Por: Roy F. Cárdenas Velarde

El Perú es un país reconocido por su gastronomía y turismo; pero, lamentablemente, también por sus marcadas brechas sociales, al igual que el resto de los países de la región. Para reducirlas no se requiere solo de los ingresos que pueden generar las actividades económicas, sino también que estos sean utilizados de la manera eficiente.

Como he mencionado en reiteradas oportunidades, para el logro de los objetivos [cierre de brechas] se requiere de políticas, estrategias, etcétera. Por ello, la aprobación de alguno de esos instrumentos no es el punto de llegada, sino la herramienta.

En lo que se refiere al tema de saneamiento, el Texto Único Ordenado de la Ley Marco de la Gestión y Prestación de los Servicios de Saneamiento, aprobado por el Decreto Supremo N° 005-2020-Vivienda, establece que el Plan Nacional de Saneamiento es elaborado para un horizonte de cinco años y su cumplimiento es obligatorio por los prestadores de servicios de saneamiento y las entidades públicas con competencias en materia de saneamiento.

Así pues, a pocas horas de celebrar la Nochebuena, se publicó en el boletín de normas legales la disposición con el que el Ministerio de Vivienda, Construcción y Saneamiento (MVCS) aprueba, en su calidad de autoridad nacional del sector, el Plan Nacional de Saneamiento 2022-2026 (PNS 2022-2026).

Dicho plan busca fortalecer las acciones de los tres niveles de gobierno, los prestadores y los sectores y entidades involucradas con la gestión y prestación de los servicios de saneamiento, con el fin de alcanzar el acceso universal a estos servicios.

El PNS 2022-2026 contempla los siguientes ejes de la política: (i) Acceso de la población a los servicios de saneamiento; ii) Sostenibilidad financiera; iii) Fortalecimiento de los prestadores, iv) Optimización de las soluciones técnicas; v) Articulación de los actores, y vi) Valoración de los servicios de saneamiento, contemplando una inversión de más de 41,000 millones de soles para el cierre de brechas en agua y saneamiento.

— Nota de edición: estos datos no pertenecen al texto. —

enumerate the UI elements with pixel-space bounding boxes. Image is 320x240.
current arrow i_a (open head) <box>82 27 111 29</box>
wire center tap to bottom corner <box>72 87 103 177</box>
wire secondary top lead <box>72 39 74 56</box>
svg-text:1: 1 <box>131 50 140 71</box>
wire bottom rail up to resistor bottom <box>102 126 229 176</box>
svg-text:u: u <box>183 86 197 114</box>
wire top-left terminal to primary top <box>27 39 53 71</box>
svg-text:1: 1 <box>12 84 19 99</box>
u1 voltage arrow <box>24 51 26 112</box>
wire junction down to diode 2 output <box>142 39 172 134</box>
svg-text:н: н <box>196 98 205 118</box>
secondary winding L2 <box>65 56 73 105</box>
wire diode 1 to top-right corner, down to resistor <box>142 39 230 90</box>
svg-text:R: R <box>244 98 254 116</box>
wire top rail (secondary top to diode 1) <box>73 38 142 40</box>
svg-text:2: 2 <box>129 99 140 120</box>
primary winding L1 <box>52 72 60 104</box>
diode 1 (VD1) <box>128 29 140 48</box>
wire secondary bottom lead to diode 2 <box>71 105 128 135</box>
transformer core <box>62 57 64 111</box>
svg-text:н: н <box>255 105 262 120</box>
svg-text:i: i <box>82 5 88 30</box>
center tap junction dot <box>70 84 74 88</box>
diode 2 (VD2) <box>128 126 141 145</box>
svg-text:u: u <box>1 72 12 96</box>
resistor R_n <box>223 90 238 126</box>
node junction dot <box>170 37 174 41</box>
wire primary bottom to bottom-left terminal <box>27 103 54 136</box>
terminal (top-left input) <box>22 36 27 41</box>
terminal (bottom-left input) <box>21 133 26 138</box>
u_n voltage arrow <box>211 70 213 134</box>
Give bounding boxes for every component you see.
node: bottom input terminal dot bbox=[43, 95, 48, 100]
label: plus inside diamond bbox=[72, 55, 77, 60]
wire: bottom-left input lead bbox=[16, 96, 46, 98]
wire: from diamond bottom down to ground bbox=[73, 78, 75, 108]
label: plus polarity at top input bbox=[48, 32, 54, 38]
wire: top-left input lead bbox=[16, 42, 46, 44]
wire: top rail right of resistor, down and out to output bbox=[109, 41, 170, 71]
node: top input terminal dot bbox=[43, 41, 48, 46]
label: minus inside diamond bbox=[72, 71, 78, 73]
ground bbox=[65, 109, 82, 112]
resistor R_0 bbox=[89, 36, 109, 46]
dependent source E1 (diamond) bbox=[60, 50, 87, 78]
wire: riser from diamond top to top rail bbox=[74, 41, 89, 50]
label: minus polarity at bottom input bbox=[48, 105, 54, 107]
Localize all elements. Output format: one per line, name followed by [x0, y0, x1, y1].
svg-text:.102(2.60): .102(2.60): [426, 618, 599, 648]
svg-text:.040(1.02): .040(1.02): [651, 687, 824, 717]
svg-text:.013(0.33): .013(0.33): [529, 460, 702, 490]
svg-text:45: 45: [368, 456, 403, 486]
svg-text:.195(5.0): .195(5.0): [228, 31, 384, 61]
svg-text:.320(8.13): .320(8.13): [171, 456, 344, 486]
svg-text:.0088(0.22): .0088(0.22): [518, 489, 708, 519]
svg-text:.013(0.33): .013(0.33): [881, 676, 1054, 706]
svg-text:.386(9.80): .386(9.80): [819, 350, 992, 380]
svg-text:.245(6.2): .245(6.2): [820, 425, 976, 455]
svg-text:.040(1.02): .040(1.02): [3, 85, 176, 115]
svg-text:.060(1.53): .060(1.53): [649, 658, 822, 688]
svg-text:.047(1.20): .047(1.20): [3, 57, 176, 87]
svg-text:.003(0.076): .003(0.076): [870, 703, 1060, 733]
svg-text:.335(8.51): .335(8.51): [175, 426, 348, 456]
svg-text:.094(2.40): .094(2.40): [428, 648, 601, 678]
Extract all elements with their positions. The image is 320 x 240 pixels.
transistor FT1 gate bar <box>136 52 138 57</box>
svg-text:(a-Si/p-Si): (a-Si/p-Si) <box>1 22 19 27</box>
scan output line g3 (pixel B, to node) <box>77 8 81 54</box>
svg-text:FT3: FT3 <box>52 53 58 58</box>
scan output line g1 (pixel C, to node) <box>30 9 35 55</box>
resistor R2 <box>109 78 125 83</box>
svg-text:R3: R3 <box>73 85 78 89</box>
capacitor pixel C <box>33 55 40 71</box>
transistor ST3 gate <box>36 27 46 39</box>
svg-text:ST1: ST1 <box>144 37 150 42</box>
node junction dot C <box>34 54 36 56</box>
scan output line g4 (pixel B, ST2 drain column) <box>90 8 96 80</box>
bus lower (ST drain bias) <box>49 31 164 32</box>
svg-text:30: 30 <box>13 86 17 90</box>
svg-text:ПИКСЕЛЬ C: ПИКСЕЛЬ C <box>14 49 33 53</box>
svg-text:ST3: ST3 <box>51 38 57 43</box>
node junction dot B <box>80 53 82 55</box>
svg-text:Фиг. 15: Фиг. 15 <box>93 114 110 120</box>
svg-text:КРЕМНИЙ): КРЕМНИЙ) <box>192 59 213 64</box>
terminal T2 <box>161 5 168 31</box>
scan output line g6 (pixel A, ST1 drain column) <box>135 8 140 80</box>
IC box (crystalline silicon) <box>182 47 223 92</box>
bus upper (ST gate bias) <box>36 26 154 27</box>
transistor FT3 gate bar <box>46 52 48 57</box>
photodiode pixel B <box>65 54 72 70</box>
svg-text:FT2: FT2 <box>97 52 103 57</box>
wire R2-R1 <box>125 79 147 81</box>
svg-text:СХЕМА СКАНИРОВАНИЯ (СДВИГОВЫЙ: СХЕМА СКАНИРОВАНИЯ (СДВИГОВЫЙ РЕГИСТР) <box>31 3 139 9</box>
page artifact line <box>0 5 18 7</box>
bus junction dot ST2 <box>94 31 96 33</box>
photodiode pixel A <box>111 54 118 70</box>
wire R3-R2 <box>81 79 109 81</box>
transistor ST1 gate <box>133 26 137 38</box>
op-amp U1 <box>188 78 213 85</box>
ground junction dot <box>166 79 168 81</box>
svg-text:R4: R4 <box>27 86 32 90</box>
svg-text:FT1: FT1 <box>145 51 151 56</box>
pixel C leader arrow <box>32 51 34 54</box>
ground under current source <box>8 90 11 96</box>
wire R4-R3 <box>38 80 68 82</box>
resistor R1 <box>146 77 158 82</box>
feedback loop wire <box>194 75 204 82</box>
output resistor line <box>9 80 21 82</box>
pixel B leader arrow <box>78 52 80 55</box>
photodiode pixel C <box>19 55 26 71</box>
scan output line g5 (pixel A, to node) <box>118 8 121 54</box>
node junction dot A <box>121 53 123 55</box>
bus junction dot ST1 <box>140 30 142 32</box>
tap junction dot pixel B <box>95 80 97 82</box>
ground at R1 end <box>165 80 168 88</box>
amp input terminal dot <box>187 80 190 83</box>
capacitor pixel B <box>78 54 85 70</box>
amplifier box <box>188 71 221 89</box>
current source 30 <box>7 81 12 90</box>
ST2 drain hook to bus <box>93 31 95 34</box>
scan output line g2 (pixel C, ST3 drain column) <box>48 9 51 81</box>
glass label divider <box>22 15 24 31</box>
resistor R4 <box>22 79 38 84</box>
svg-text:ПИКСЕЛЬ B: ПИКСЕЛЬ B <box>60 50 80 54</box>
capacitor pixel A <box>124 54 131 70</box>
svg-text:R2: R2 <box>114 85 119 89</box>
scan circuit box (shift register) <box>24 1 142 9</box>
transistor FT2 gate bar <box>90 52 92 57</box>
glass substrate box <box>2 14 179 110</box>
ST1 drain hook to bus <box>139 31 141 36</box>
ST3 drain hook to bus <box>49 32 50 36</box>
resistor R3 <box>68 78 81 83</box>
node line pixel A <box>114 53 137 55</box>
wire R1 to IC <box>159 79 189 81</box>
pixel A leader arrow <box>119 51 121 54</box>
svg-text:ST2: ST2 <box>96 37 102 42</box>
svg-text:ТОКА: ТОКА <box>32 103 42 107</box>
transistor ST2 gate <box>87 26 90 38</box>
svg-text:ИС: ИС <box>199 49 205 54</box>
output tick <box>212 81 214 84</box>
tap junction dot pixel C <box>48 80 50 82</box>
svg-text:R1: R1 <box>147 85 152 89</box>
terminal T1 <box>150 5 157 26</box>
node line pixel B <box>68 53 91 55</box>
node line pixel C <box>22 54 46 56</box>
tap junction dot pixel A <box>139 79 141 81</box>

Con la aprobación de este nuevo plan se espera cerrar las brechas de acceso, calidad y sostenibilidad en los servicios de saneamiento, algo que, como señala el MVCS, no pudo ser alcanzado con el PNS 2017- 2021, a pesar del esfuerzo realizado y los avances alcanzados.

Pero las lecciones aprendidas, así como su articulación con otra serie de instrumentos, como el Acuerdo Nacional, la Política General de Gobierno 2021-2026, los Objetivos de Desarrollo Sostenible (ODS), entre otros, hacen presagiar –por el bien de todos los peruanos, y en especial por los más necesitados– su rotundo éxito.